Трудно себе и представить, сколько несуразностей, единственных в своем роде и неподражаемых, поговорили в посвящённом Толстому «собрании» гг. Мережковский, Михаил Семенов, а также многие другие! Академист г. К. заявил, что „если б православная Церковь нашла возможным совершить погребальный обряд над Толстым, то она должна бы составить особый чин погребения для сего случая, ибо в виду великой святости Толстого тот чин, которым вообще погребают православных, не мог быть совершен над Толстым, настолько к величайшей святости сего мертвеца неприложимы те покаянные песнопения, которые содержатся в погребальном чине»... («Колокол»; 1912 г., 10-е февр., № 1753). Просто невероятная дичь и бессмыслица! Не могу даже поверить, чтоб все это говорил г. К. Посему и не называю его фамилии полностью... Однако, до чего мы дожили? Дальше идти некуда...

3

Или еще пример: Толстой всячески возставал против «собственности», как явления не-христианского, как „корня зла“ и пр. (чит. Толст.: „Письмо к Ν. N.“, стр. 12; „Христ. учен.», стр. 46; „К рабочему народу», – изд. „ Свод.
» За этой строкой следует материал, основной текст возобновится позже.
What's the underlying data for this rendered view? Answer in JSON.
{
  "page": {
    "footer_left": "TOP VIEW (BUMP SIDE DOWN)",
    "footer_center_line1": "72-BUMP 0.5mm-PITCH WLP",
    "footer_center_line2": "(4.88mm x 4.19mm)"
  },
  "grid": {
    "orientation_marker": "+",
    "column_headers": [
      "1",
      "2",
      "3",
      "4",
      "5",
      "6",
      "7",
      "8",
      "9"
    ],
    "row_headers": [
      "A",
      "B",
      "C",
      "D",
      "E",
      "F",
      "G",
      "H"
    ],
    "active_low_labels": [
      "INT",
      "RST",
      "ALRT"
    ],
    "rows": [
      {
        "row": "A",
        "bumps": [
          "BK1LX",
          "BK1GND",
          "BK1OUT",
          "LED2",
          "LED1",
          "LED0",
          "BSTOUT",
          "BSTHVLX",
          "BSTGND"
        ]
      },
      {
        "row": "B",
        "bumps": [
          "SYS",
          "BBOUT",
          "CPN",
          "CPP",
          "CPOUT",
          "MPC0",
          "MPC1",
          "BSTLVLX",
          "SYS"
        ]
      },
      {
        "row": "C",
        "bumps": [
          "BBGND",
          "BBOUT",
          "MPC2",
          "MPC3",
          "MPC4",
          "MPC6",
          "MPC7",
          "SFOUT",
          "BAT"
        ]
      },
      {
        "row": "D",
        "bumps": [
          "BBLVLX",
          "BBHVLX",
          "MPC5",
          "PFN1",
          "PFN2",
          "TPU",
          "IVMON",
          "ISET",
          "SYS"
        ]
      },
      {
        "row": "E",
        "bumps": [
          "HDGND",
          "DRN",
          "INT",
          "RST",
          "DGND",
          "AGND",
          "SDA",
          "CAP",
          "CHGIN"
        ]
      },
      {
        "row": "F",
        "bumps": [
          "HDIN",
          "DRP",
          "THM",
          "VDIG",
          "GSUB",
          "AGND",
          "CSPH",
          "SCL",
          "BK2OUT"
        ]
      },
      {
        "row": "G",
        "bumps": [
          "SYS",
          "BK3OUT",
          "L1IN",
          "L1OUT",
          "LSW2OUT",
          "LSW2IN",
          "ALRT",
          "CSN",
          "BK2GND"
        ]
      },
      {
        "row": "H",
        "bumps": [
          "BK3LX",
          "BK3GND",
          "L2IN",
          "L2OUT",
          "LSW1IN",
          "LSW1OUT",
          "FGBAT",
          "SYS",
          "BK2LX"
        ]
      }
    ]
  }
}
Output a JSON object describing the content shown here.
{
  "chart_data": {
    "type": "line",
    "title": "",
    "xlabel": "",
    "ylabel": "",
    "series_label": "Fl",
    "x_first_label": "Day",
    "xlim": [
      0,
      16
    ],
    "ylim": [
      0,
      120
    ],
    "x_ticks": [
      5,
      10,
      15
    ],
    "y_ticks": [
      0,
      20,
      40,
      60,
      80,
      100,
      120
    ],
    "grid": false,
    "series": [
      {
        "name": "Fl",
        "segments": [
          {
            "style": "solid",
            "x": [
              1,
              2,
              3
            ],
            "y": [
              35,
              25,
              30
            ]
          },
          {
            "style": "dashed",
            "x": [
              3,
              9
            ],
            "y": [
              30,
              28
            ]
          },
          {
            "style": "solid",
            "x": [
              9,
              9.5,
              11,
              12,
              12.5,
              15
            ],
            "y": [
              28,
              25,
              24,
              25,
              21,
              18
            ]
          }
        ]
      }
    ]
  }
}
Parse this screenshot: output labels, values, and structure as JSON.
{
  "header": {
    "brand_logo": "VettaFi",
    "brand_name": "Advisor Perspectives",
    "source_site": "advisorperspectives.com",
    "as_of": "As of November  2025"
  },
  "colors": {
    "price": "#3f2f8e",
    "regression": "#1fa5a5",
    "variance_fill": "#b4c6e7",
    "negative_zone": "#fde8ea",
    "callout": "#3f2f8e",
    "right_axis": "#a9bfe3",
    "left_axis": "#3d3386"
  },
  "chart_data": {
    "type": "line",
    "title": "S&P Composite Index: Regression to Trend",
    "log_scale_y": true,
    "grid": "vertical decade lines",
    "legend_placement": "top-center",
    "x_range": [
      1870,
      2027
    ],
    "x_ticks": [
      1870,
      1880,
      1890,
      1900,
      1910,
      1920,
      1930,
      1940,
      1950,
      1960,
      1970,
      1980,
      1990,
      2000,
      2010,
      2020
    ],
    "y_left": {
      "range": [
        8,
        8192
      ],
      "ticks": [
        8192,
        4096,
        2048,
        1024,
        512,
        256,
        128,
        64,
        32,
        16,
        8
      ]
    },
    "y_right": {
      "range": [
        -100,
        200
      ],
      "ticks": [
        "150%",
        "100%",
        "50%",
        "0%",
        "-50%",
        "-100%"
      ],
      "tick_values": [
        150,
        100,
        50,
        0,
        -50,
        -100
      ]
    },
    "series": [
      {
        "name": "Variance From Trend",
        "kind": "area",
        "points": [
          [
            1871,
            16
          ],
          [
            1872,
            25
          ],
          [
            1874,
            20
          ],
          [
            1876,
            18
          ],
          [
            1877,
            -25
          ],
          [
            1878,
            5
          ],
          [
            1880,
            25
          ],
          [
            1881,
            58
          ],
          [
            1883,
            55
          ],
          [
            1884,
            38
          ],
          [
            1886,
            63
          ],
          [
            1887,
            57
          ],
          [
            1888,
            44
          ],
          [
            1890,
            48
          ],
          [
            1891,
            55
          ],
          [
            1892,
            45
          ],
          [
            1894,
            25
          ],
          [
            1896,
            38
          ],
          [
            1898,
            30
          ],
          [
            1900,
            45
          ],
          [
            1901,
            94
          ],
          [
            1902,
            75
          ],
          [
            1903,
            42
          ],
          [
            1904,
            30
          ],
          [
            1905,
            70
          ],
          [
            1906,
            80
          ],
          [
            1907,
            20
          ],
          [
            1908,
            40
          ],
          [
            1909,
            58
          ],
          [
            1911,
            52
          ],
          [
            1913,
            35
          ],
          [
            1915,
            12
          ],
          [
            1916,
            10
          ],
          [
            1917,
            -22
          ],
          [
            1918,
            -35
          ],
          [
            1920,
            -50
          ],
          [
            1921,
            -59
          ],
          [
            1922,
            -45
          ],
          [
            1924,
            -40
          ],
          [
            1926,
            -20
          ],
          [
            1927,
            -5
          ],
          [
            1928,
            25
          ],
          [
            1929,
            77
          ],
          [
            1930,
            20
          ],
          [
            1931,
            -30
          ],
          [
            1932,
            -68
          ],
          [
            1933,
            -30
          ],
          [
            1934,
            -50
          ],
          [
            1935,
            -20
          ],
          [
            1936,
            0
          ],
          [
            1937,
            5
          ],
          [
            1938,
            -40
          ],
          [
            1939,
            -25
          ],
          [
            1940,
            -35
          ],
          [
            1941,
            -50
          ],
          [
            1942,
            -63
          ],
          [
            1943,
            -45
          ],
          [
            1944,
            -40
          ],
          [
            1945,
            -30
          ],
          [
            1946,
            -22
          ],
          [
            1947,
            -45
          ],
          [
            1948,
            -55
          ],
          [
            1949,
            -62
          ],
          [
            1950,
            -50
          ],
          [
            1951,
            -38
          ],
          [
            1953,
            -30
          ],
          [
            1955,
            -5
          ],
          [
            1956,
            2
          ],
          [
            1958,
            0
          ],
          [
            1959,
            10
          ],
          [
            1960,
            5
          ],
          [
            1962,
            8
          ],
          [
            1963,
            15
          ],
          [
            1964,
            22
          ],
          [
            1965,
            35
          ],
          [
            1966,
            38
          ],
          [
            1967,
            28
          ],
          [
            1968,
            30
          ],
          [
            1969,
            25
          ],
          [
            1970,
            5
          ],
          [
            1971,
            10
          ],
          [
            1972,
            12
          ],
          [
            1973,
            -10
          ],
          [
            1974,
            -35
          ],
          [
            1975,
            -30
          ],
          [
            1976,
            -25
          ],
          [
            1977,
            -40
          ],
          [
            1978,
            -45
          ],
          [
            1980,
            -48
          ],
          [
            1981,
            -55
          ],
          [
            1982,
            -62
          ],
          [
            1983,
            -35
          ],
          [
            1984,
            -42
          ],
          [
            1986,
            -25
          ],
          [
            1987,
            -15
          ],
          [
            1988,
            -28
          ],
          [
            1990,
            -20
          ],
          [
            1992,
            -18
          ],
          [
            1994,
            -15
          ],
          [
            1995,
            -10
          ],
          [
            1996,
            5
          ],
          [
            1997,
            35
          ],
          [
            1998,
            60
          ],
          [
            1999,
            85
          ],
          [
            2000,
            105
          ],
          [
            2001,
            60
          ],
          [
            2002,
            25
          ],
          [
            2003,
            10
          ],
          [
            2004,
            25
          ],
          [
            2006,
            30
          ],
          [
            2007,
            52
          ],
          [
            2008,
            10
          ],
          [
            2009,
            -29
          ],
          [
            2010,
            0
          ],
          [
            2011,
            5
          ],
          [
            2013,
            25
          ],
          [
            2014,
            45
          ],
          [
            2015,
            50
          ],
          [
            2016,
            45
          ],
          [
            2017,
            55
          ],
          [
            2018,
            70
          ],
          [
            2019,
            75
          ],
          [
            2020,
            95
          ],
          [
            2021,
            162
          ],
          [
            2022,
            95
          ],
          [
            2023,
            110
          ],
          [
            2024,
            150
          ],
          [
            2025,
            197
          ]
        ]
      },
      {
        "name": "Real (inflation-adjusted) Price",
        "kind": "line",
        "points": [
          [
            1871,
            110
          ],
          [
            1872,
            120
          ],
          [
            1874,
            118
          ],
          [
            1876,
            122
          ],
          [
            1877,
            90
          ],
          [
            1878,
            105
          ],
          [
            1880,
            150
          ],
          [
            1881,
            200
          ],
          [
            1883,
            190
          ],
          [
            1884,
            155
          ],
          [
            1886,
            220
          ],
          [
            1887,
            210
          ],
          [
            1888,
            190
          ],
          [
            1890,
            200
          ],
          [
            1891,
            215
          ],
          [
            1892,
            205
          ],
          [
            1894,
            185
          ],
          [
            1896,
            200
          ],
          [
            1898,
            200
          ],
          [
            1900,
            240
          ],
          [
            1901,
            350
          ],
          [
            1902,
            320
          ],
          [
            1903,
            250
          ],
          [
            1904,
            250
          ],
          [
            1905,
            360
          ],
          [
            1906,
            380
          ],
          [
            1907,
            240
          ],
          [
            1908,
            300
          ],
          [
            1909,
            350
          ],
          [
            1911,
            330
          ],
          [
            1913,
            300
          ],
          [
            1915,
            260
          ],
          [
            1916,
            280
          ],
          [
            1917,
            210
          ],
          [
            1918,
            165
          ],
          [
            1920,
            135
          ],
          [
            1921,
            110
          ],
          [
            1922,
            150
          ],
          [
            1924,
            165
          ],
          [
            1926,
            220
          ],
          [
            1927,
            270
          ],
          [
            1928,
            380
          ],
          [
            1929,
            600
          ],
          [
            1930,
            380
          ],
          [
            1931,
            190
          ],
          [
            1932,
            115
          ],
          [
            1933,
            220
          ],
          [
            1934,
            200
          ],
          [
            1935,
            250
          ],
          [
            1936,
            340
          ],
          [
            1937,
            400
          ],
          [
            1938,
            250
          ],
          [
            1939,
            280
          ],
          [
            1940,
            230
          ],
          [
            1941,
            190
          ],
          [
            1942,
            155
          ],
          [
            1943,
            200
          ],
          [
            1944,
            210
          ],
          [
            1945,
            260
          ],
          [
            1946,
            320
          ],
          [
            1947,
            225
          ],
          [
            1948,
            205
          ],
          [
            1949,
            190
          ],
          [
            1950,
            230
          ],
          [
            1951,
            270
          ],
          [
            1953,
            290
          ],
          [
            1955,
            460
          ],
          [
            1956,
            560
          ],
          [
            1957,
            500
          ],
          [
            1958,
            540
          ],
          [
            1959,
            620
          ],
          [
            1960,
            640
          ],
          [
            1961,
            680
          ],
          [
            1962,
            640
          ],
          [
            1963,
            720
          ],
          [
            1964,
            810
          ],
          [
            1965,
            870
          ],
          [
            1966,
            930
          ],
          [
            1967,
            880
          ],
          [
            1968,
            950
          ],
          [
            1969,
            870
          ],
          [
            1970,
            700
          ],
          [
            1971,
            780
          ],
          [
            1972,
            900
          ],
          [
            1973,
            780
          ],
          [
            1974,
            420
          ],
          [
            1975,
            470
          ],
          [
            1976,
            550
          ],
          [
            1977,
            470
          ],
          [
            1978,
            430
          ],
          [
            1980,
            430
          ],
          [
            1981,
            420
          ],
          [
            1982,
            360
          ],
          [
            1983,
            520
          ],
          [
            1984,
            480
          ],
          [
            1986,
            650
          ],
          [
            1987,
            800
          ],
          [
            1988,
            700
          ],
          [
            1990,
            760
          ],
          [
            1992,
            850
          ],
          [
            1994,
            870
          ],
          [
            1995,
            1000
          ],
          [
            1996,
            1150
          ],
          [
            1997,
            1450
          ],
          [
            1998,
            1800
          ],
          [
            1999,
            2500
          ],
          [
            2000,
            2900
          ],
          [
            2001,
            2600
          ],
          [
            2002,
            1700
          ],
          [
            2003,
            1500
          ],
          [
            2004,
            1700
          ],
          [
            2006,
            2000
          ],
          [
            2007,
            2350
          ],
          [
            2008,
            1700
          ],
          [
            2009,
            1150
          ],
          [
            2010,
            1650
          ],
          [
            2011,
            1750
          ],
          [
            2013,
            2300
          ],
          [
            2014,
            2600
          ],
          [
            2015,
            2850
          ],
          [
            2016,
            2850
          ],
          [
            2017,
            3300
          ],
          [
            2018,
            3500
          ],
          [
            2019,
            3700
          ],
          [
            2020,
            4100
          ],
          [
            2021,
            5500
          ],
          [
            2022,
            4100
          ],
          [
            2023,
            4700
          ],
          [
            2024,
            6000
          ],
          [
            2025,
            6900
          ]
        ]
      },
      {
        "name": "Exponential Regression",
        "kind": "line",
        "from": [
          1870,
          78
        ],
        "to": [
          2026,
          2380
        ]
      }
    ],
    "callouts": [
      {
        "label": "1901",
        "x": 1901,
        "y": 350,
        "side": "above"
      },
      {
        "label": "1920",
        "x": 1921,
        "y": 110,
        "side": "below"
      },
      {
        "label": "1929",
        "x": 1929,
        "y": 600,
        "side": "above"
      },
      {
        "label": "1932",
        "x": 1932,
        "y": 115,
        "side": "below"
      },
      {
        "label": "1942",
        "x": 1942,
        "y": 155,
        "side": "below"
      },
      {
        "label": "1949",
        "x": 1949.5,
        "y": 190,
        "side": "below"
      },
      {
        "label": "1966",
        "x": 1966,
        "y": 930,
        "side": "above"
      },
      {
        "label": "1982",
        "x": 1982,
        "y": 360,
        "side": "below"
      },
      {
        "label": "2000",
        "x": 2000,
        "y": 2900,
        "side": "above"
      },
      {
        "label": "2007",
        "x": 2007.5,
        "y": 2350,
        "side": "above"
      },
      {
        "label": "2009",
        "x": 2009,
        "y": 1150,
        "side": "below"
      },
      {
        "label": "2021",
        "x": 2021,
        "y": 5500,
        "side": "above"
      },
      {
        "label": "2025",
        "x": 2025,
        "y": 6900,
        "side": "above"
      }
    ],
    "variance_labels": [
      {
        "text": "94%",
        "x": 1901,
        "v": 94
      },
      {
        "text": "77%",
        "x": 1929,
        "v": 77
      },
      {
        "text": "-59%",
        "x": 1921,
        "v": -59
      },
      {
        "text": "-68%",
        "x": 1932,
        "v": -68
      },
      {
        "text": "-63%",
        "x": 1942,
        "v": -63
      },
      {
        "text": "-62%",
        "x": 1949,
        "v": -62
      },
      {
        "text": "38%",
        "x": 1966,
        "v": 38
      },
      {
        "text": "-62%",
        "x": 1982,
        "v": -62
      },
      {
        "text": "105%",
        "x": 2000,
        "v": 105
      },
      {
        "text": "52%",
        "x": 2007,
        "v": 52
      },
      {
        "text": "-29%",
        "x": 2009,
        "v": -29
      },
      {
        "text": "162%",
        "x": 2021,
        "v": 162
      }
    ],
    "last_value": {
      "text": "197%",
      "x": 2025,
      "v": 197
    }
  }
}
Слова», № 78, – А. Tchertkoff, Christchurch, Hants, England, 1902; „Так что-же нам делать», – изд. Герцика; цит. I т., Спб. 1906; особ. стр. 255; „Крейц. Сон», стр, 115; „Неужели это так надо», изд. „Своб. Слова», № 45; А. Tchertkoff, Christchurch, Hants, England, 1901, стр. 17; „Излож. Ев.», стр. 160 и т. д. и т. д.)... А сам оставил завещание, наделавшее и еще делающее столько зла и хлопот!!! И так – на каждом шагу! Предоставить право печатания своих сочинений, напр., всякому и в то же время продавать „Воскресение» за очень высокую цену, отказаться от имения и в то же время жить в нем и пользоваться всеми благами... – все это и подобное было в порядке вещей у Толстого...

4

Притом, эти пункты давно уже обстоятельно разобраны в солидных трудах: проф. А. Ф. Гусева „О сущности религиозно-нравственного учения Л. Толстого», 2-ѳ изд., Каз., 1902 г. (и в других многочисленных сочинениях того же автора), – проф. К. Григорьева «Христианство в его отношении к государству по воззрению гр. Л. Толстого. Полемико-апологетическое изследование», Каз., 1904 г...., – а также в многочисленных журнальных статьях (мои, напр., некоторые статьи указаны в „Хр. Чт.». 1912 г., февр., стр. 156). Литература о Толстом необозрима: в 1903 г. Ю. Битовт издал „библиографический» ее „указатель», занявший 375 страниц! А сколько написано с тех пор!? У Битовта (не отличающегося, однако, исчерпывающей дело полнотой) указано не мало противо-толстовских недурных сочинений и статей.


Источник: Бронзов А.А. Друг или враг Христов-Толстой? // Христианское чтение. 1912. № 3. С. 330–349.